Блог Веры Некрасовой. Часть 3. В кардиоцентре дочку называли Булавкой

0
6962
0

Читать все записи в блоге Веры Некрасовой.

Мы обновили свои документы достаточно быстро. А документы дочки дом ребенка готовил долгих три месяца. За это время у нее загадочным образом то появлялись, то пропадали новые болячки и инфекции.

Дочка в кардиоцентре.

Каждый раз, приходя повидать малышку, мы узнавали от главврача «новые диагнозы» ребенка, выявившиеся при обследовании. Видимо, надеялись нас хоть чем-то отпугнуть. Поскольку, в следующий наш приход «диагнозы» не подтверждались, мы перестали обращать на это внимание и наслаждались общением с малышкой.

Нам разрешали навещать дочь два раза в неделю в определенные дни, исключений не делали. Однажды хотели приехать поздравить ее с 6 месяцами, ответ был: «Какая разница в какой день вы будете ее поздравлять, она все равно этого не запомнит». Если у ребенка появлялись сопли или кашель, приезжать запрещали. Время посещений — не более 30 минут. Поэтому каждая встреча с крошкой была на вес золота.

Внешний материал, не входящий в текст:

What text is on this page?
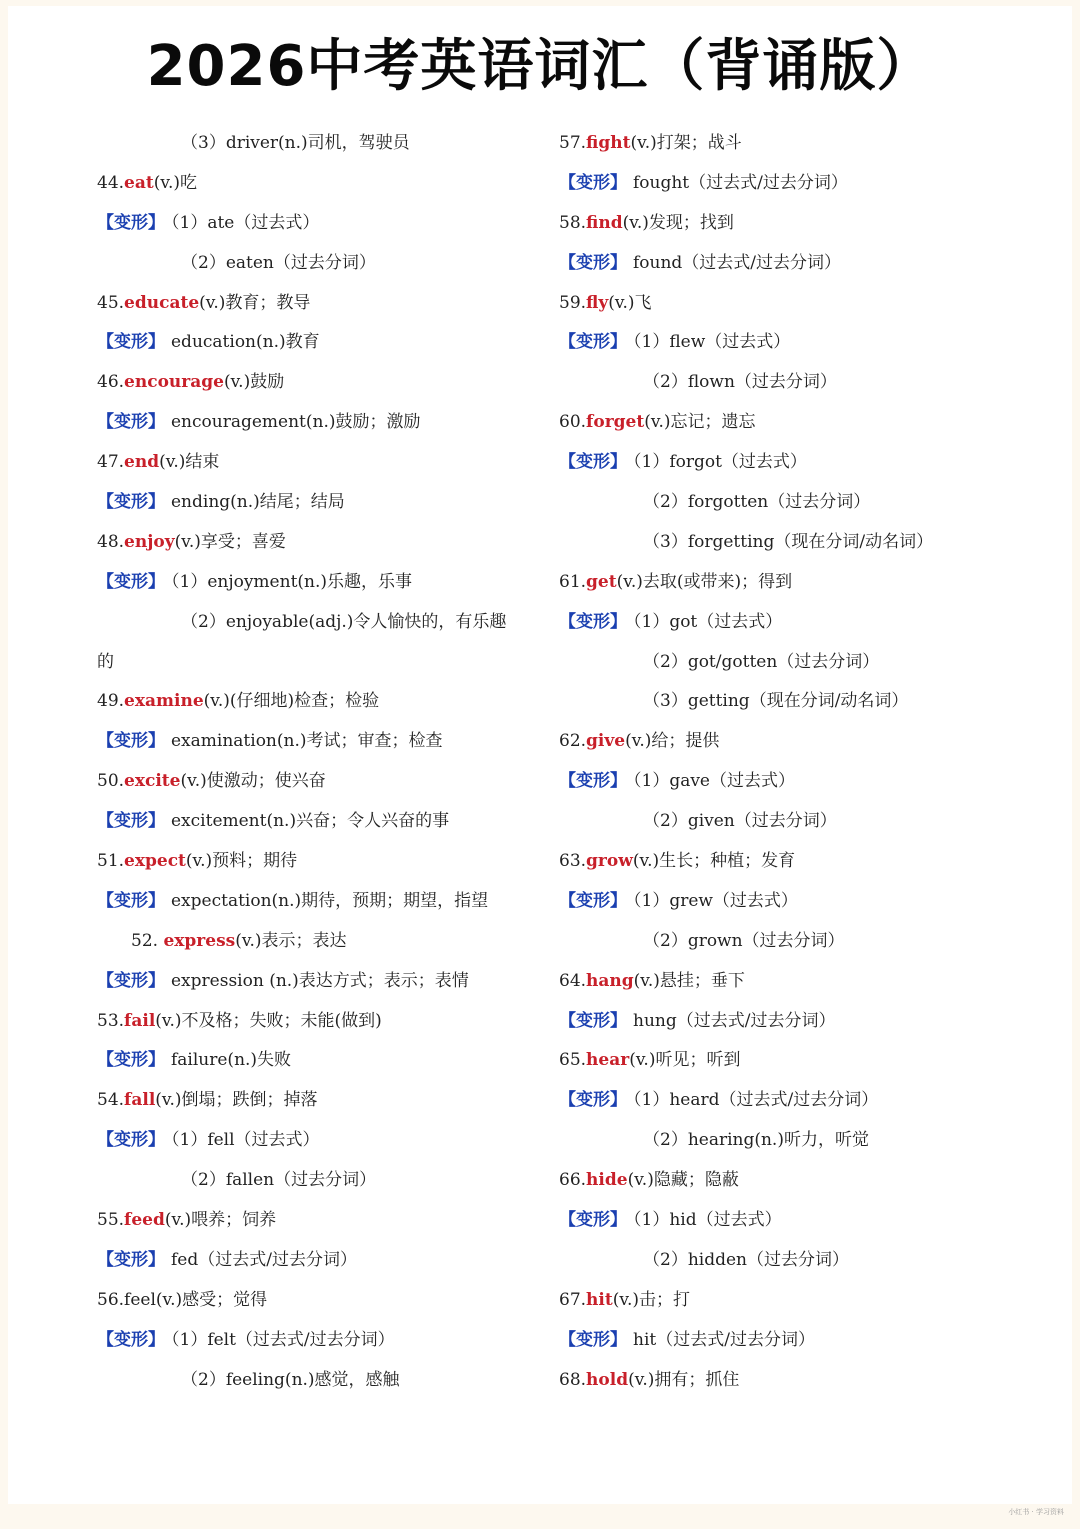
2026中考英语词汇（背诵版）
（3）driver(n.)司机，驾驶员
44.eat(v.)吃
【变形】 （1）ate（过去式）
（2）eaten（过去分词）
45.educate(v.)教育；教导
【变形】 education(n.)教育
46.encourage(v.)鼓励
【变形】 encouragement(n.)鼓励；激励
47.end(v.)结束
【变形】 ending(n.)结尾；结局
48.enjoy(v.)享受；喜爱
【变形】 （1）enjoyment(n.)乐趣，乐事
（2）enjoyable(adj.)令人愉快的，有乐趣
的
49.examine(v.)(仔细地)检查；检验
【变形】 examination(n.)考试；审查；检查
50.excite(v.)使激动；使兴奋
【变形】 excitement(n.)兴奋；令人兴奋的事
51.expect(v.)预料；期待
【变形】 expectation(n.)期待，预期；期望，指望
52. express(v.)表示；表达
【变形】 expression (n.)表达方式；表示；表情
53.fail(v.)不及格；失败；未能(做到)
【变形】 failure(n.)失败
54.fall(v.)倒塌；跌倒；掉落
【变形】 （1）fell（过去式）
（2）fallen（过去分词）
55.feed(v.)喂养；饲养
【变形】 fed（过去式/过去分词）
56.feel(v.)感受；觉得
【变形】 （1）felt（过去式/过去分词）
（2）feeling(n.)感觉，感触
57.fight(v.)打架；战斗
【变形】 fought（过去式/过去分词）
58.find(v.)发现；找到
【变形】 found（过去式/过去分词）
59.fly(v.)飞
【变形】 （1）flew（过去式）
（2）flown（过去分词）
60.forget(v.)忘记；遗忘
【变形】 （1）forgot（过去式）
（2）forgotten（过去分词）
（3）forgetting（现在分词/动名词）
61.get(v.)去取(或带来)；得到
【变形】 （1）got（过去式）
（2）got/gotten（过去分词）
（3）getting（现在分词/动名词）
62.give(v.)给；提供
【变形】 （1）gave（过去式）
（2）given（过去分词）
63.grow(v.)生长；种植；发育
【变形】 （1）grew（过去式）
（2）grown（过去分词）
64.hang(v.)悬挂；垂下
【变形】 hung（过去式/过去分词）
65.hear(v.)听见；听到
【变形】 （1）heard（过去式/过去分词）
（2）hearing(n.)听力，听觉
66.hide(v.)隐藏；隐蔽
【变形】 （1）hid（过去式）
（2）hidden（过去分词）
67.hit(v.)击；打
【变形】 hit（过去式/过去分词）
68.hold(v.)拥有；抓住
小红书 · 学习资料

Дочку приносили в тот же зал заседаний, в котором мы увидели ее в первый раз. У нее всегда был серьезный вид, улыбался ребенок очень редко. В основном она рассматривала свою руку, остальное ее интересовало мало. Когда нам разрешали выносить ее погулять на 20 минут, она смотрела на деревья и шелестящие листья так, как будто видела их впервые. В коляске на прогулке она постоянно выгибала спинку и, запрокинув голову назад, пыталась увидеть что-то на стенке коляски.

Когда, незаметно для руководства, нянечки провели нас к ней в комнату карантина, мы поняли, почему дочь так делает. Ее кроватка стояла изголовьем к окну, посмотреть в окно она могла только в такой позе, переворачиваться не умела. Еще удивляла ее спина, она была жесткая, как будто литая. Берешь малышку на руки, а она не обмякает. Теперь я знаю, что у детишек в домах ребенка такие спины, они много лежат, их редко берут на руки, поэтому на руках им не комфортно, они не расслабляются. За это время с крошкой успели познакомиться мои родители и моя подруга.

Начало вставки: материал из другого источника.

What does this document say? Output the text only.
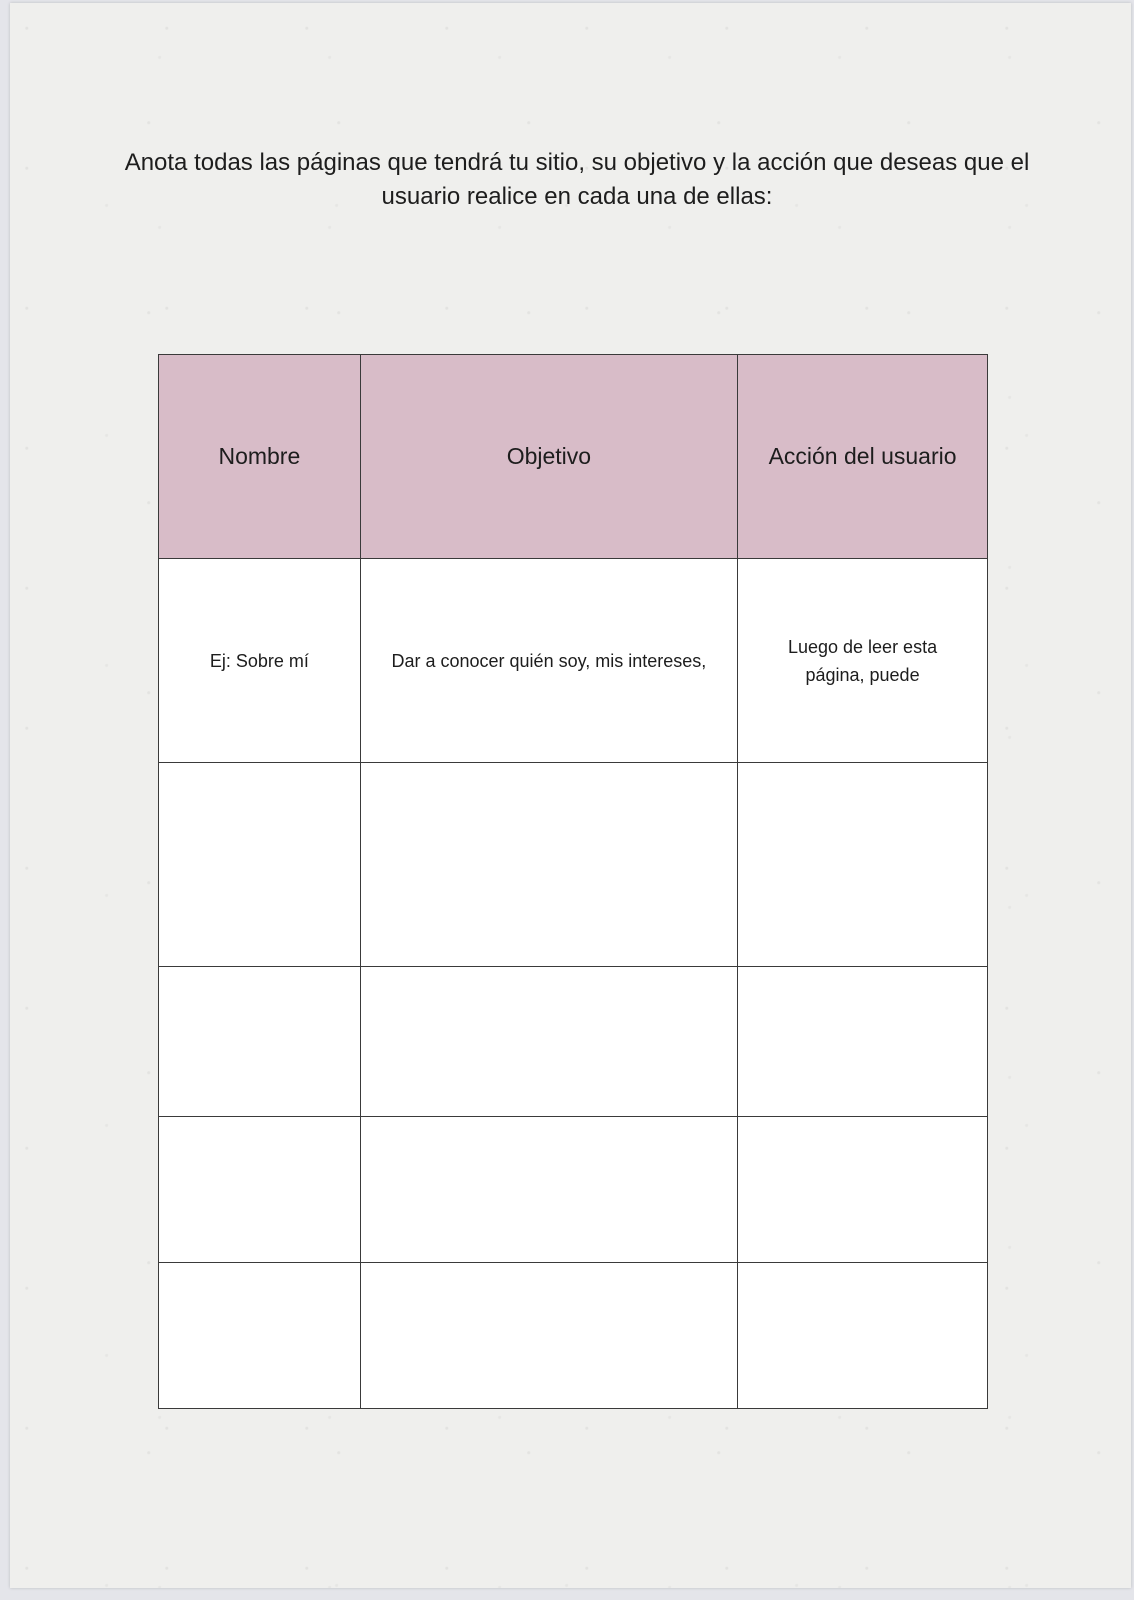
Anota todas las páginas que tendrá tu sitio, su objetivo y la acción que deseas que el usuario realice en cada una de ellas:

Nombre	Objetivo	Acción del usuario
Ej: Sobre mí	Dar a conocer quién soy, mis intereses,	Luego de leer esta página, puede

Когда дом ребенка и опека поняли, что мы серьезно настроены на удочерение и не собираемся отступать, они предприняли еще одну попытку отговорить нас. Меня вызвали в опеку. Завели в кабинет, в нем было несколько работников опеки, усадили на стул и начали вкрадчиво объяснять суть своего предложения. Нам предложили другого ребенка, абсолютно здорового двухмесячного мальчика, которого нам «вне очереди» отдадут на усыновление прямо сейчас.

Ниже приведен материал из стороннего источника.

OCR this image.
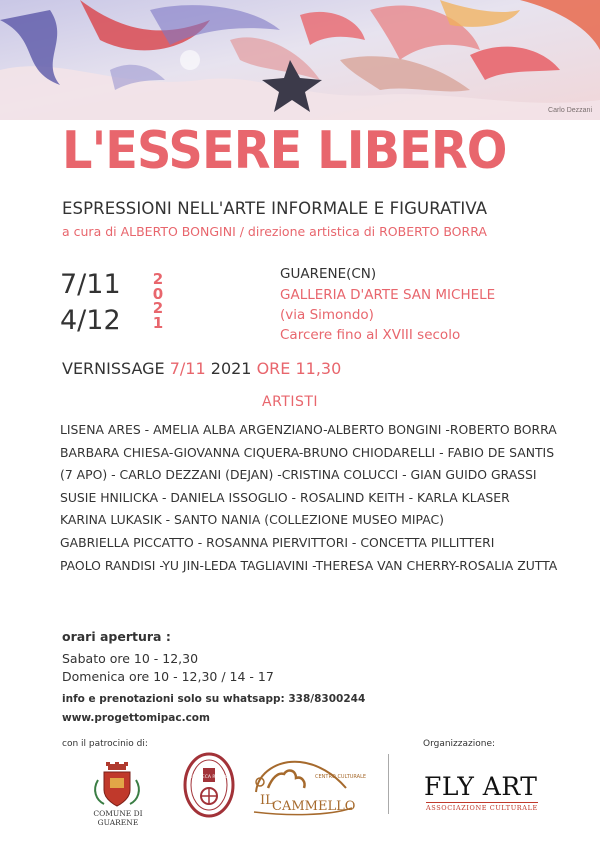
Carlo Dezzani
L'ESSERE LIBERO
ESPRESSIONI NELL'ARTE INFORMALE E FIGURATIVA
a cura di ALBERTO BONGINI / direzione artistica di ROBERTO BORRA
7/11
4/12
2
0
2
1
GUARENE(CN)
GALLERIA D'ARTE SAN MICHELE
(via Simondo)
Carcere fino al XVIII secolo
VERNISSAGE 7/11 2021 ORE 11,30
ARTISTI
LISENA ARES - AMELIA ALBA ARGENZIANO-ALBERTO BONGINI -ROBERTO BORRA
BARBARA CHIESA-GIOVANNA CIQUERA-BRUNO CHIODARELLI - FABIO DE SANTIS
(7 APO) - CARLO DEZZANI (DEJAN) -CRISTINA COLUCCI - GIAN GUIDO GRASSI
SUSIE HNILICKA - DANIELA ISSOGLIO - ROSALIND KEITH - KARLA KLASER
KARINA LUKASIK - SANTO NANIA (COLLEZIONE MUSEO MIPAC)
GABRIELLA PICCATTO - ROSANNA PIERVITTORI - CONCETTA PILLITTERI
PAOLO RANDISI -YU JIN-LEDA TAGLIAVINI -THERESA VAN CHERRY-ROSALIA ZUTTA
orari apertura :
Sabato ore 10 - 12,30
Domenica ore 10 - 12,30 / 14 - 17
info e prenotazioni solo su whatsapp: 338/8300244
www.progettomipac.com
con il patrocinio di:	Organizzazione:
COMUNE DI GUARENE
ENOTECA ROERO	CENTRO CULTURALE
IL
CAMMELLO
FLY ART
ASSOCIAZIONE CULTURALE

«Но девочку вы должны оставить в доме ребенка хотя бы до года, будете регулярно ее навещать. Посмотрите, как она будет развиваться, научится ли сидеть, ходить. Если все будет в порядке, то заберете и ее, мы препятствовать не будем», — продолжала специалист по подбору детей.

Моя реакция? Шок, абсолютное непонимание и слезы. Я плакала при опеке впервые, сдержать слез не смогла. Двухмесячный здоровый малыш быстро найдет свою семью, а моя дочка останется одна в доме ребенка? Как она может там хорошо развиваться? Что она успеет научиться делать до года, если многие дети с таким диагнозом начинают ходить только к двум? По сути, опека надеялась, что в заботах о здоровом ребенке, мы забудем о той, что лежит в карантине дома ребенка, в одной и той же комнате, каждый день одна.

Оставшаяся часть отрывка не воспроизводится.